Jon A. Cruz wrote:
The "legacy icons" are actually special cases where there is a name used by themes that does not match the older name used internally by Inkscape.
I am 100% sure those are the only icons looked up in the theme, because I tested it.
Looking at my current OS X config, I see eleven of the twenty-five I see on my main toolbar are ones that come from my local theme.
You are probably confusing GTK stock item theming with application theming. Inkscape uses some icons from the current theme because it uses GTK stock items. The icons used for e.g. the tool switcher ar not themed.
Oh, I was mainly thinking of creating tables listing icons and names for comparisons, etc. If you want to actually end up with SVG files, and not PNG exports, you should just look at verbs and the "--shell" option.

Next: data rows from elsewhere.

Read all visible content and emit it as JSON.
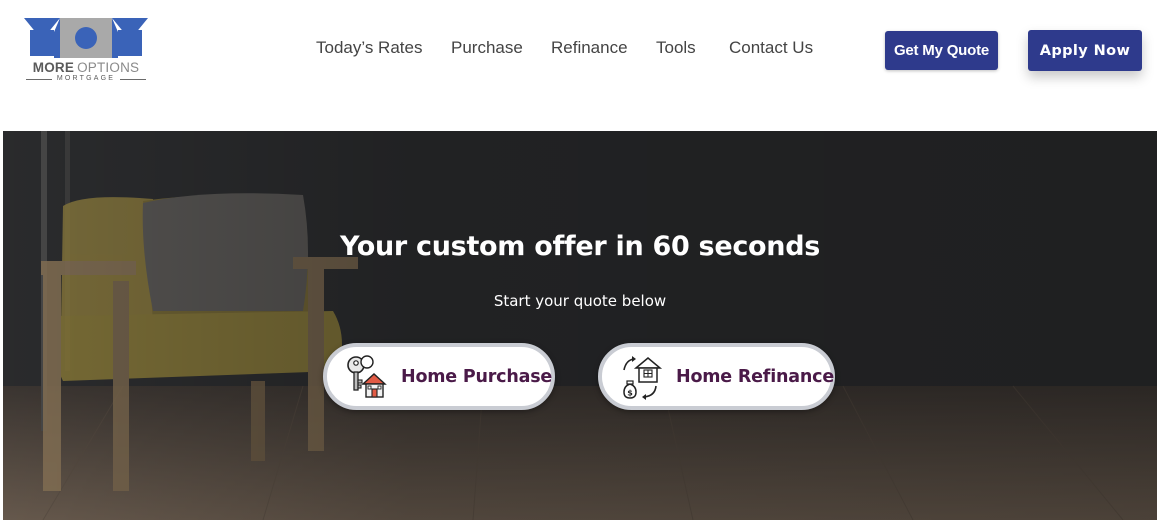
{
  "brand": {
    "name_part1": "MORE",
    "name_part2": "OPTIONS",
    "tagline": "MORTGAGE",
    "colors": {
      "blue": "#3a63b8",
      "gray": "#9a9a9a"
    }
  },
  "nav": {
    "items": [
      {
        "label": "Today’s Rates"
      },
      {
        "label": "Purchase"
      },
      {
        "label": "Refinance"
      },
      {
        "label": "Tools"
      },
      {
        "label": "Contact Us"
      }
    ]
  },
  "header_buttons": {
    "quote_label": "Get My Quote",
    "apply_label": "Apply Now",
    "accent": "#2e3a8c"
  },
  "hero": {
    "title": "Your custom offer in 60 seconds",
    "subtitle": "Start your quote below",
    "options": [
      {
        "label": "Home Purchase",
        "icon": "keys-house-icon"
      },
      {
        "label": "Home Refinance",
        "icon": "refinance-house-icon"
      }
    ],
    "label_color": "#4a1a48"
  }
}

A table with icon names is a good idea. I'll create renders and a nice table and put it somewhere on the wiki.
No, it's a bit different. The existing code is even in there that
tracks things as needed.
I referred to the approach where we do the following: 1. Add all our icons using gtk_icon_theme_add_builtin_icon upon startup 2. Query the theme for any icons we need This would need all icons to be pre-rendered before the start. However, your post gave me another idea. We might add the builtin icons lazily, e.g. when we find an icon which doesn't exist in the theme. Ideally I would want a fallback order like this: 1. Query the icon in the current theme, looking for any size 2. Query the icon in PNG prerenders, looking for an exact size 3. Render from icons.svg and add as a builtin icon, after which all further attempts to load this icon would end at 1 (GtkIconTheme would return the icon we have rendered) However, this requires changing the search path after the first query, and I don't know how it would affect startup performance.
when I turned on the debugging option that puts a grid of dots on all Inkscape rendered icons, I saw that the dots (single pixels) themselves blurred out.
Were those put on the SVG canvas as 1x1 rects, or on the renders? If the latter is true, then that's weird. I think there might be a mixup in the relation between logical and physical sizes somewhere in sp_icon_get_phys_size.